A female lobbyist had been turning up with him at fund-raisers, visiting his offices and accompanying him on a client’s corporate jet. Convinced the relationship had become romantic, some of his top advisers intervened to protect the candidate from himself instructing staff members to block the woman’s access, privately warning her away and repeatedly confronting him, several people involved in the campaign said on the condition of anonymity.
When news organizations reported that Mr. McCain had written letters to government regulators on behalf of the lobbyist’s client, the former campaign associates said, some aides feared for a time that attention would fall on her involvement.
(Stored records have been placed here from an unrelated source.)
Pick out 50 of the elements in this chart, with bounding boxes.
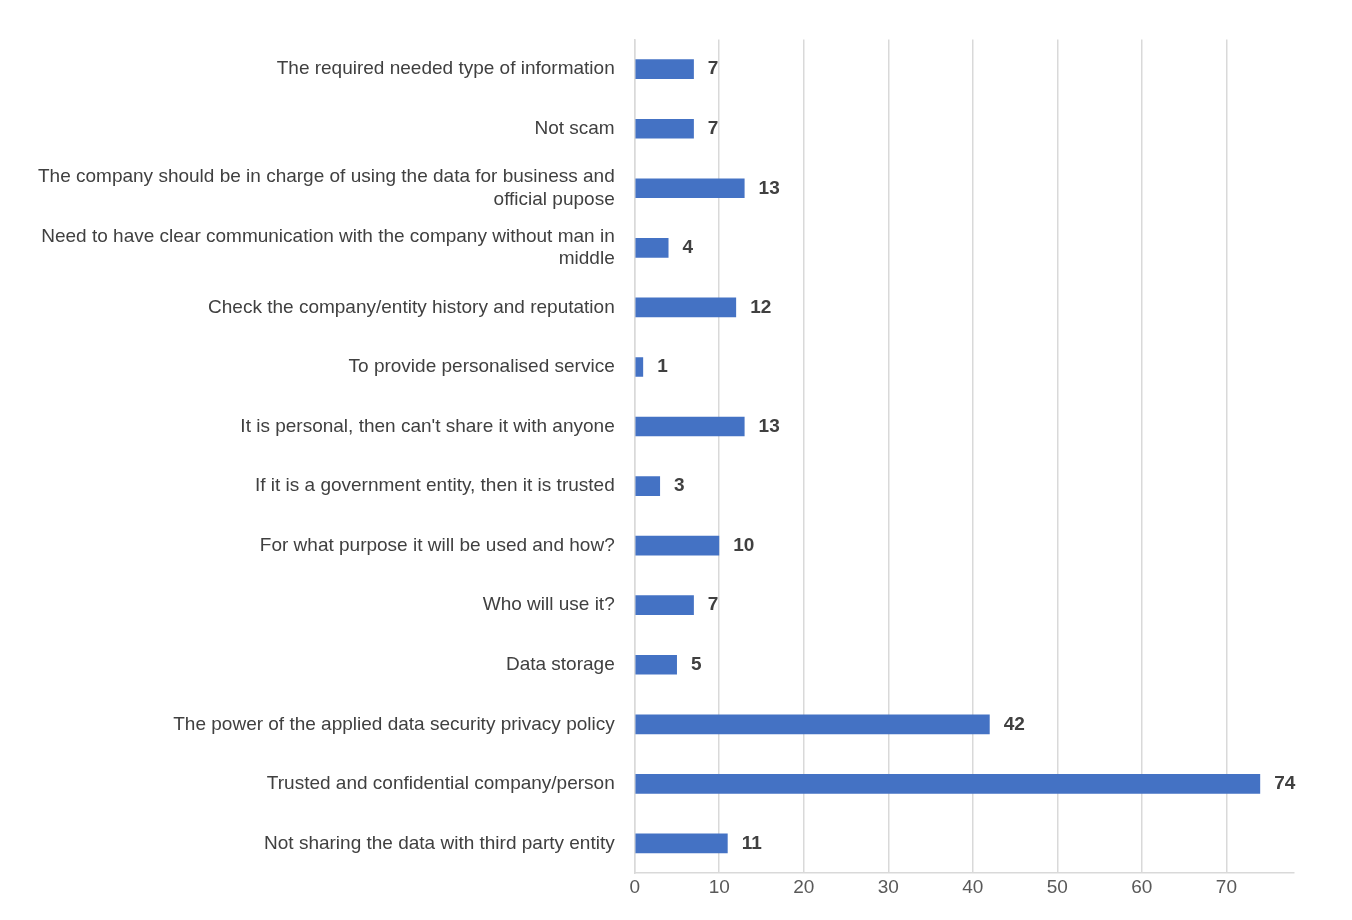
x-tick-label: 50 — [1046, 875, 1068, 897]
data-label: 5 — [690, 652, 702, 674]
bar — [635, 118, 694, 139]
x-tick-label: 60 — [1131, 875, 1153, 897]
bar — [635, 714, 990, 735]
x-tick-label: 30 — [877, 875, 899, 897]
y-tick-label: Who will use it? — [482, 593, 615, 615]
data-label: 1 — [657, 355, 669, 377]
y-tick-label: Trusted and confidential company/person — [266, 772, 615, 794]
data-label: 10 — [733, 533, 755, 555]
bar — [635, 416, 745, 437]
x-tick-label: 40 — [962, 875, 984, 897]
data-label: 13 — [758, 176, 780, 198]
x-tick-label: 20 — [793, 875, 815, 897]
x-tick-label: 10 — [708, 875, 730, 897]
bar — [635, 238, 669, 258]
y-tick-label: The power of the applied data security privacy policy — [173, 712, 616, 734]
data-label: 74 — [1274, 772, 1296, 794]
y-tick-label: For what purpose it will be used and how? — [259, 533, 615, 555]
data-label: 3 — [674, 474, 685, 496]
data-label: 11 — [741, 831, 763, 853]
data-label: 7 — [707, 57, 719, 79]
bar — [635, 595, 694, 616]
data-label: 12 — [750, 295, 772, 317]
data-label: 4 — [682, 236, 694, 258]
y-tick-label: Not scam — [534, 116, 615, 138]
bar — [635, 774, 1261, 794]
y-tick-label: If it is a government entity, then it is trusted — [254, 474, 615, 496]
bar — [635, 297, 737, 318]
y-tick-label: The company should be in charge of using the data for business and official pupose — [37, 165, 615, 209]
y-tick-label: Not sharing the data with third party entity — [264, 831, 616, 853]
x-tick-label: 70 — [1215, 875, 1237, 897]
y-tick-label: Check the company/entity history and reputation — [208, 295, 615, 317]
y-tick-label: Data storage — [505, 652, 615, 674]
bar — [635, 833, 728, 854]
y-tick-label: The required needed type of information — [276, 57, 615, 79]
data-label: 7 — [707, 593, 719, 615]
y-tick-label: Need to have clear communication with the company without man in middle — [41, 224, 615, 269]
bar — [635, 178, 745, 199]
data-label: 7 — [707, 116, 719, 138]
data-label: 13 — [758, 414, 780, 436]
bar — [635, 59, 694, 80]
y-tick-label: It is personal, then can't share it with anyone — [240, 414, 615, 436]
data-label: 42 — [1003, 712, 1025, 734]
bar — [635, 357, 644, 377]
y-tick-label: To provide personalised service — [348, 355, 615, 377]
bar — [635, 654, 677, 675]
bar — [635, 476, 661, 496]
x-tick-label: 0 — [629, 875, 640, 897]
bar — [635, 535, 720, 556]
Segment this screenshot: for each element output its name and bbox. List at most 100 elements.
Mr. McCain, 71, and the lobbyist, Vicki Iseman, 40, both say they never had a romantic relationship. But to his advisers, even the appearance of a close bond with a lobbyist whose clients often had business before the Senate committee Mr. McCain led threatened the story of redemption and rectitude that defined his political identity.
It had been just a decade since an official favor for a friend with regulatory problems had nearly ended Mr. McCain’s political career by ensnaring him in the Keating Five scandal. In the years that followed, he reinvented himself as the scourge of special interests, a crusader for stricter ethics and campaign finance rules, a man of honor chastened by a brush with shame.
But the concerns about Mr. McCain’s relationship with Ms. Iseman underscored an enduring paradox of his post-Keating career. Even as he has vowed to hold himself to the highest ethical standards, his confidence in his own integrity has sometimes seemed to blind him to potentially embarrassing conflicts of interest.
McCain Loan Raises FEC Questions
WASHINGTON (AP) – The government’s top campaign finance regulator says John McCain can’t drop out of the primary election’s public financing system until he answers questions about a loan he obtained to kickstart his once faltering presidential campaign.
Federal Election Commission Chairman David Mason, in a letter to McCain this week, said the all-but-certain Republican nominee needs to assure the commission that he did not use the promise of public money to help secure a $4 million line of credit he obtained in November.
McCain’s lawyer, Trevor Potter, said Wednesday evening that McCain has withdrawn from the system and that the FEC can’t stop him. Potter, who was FEC chairman in 1994, said the campaign did not encumber the public funds in any way.
"Well, it was done before in another campaign. … We think it’s perfectly legal. One of our advisers is a former chairman of the FEC, and we are confident that it was an appropriate thing to do," McCain told a news conference Thursday.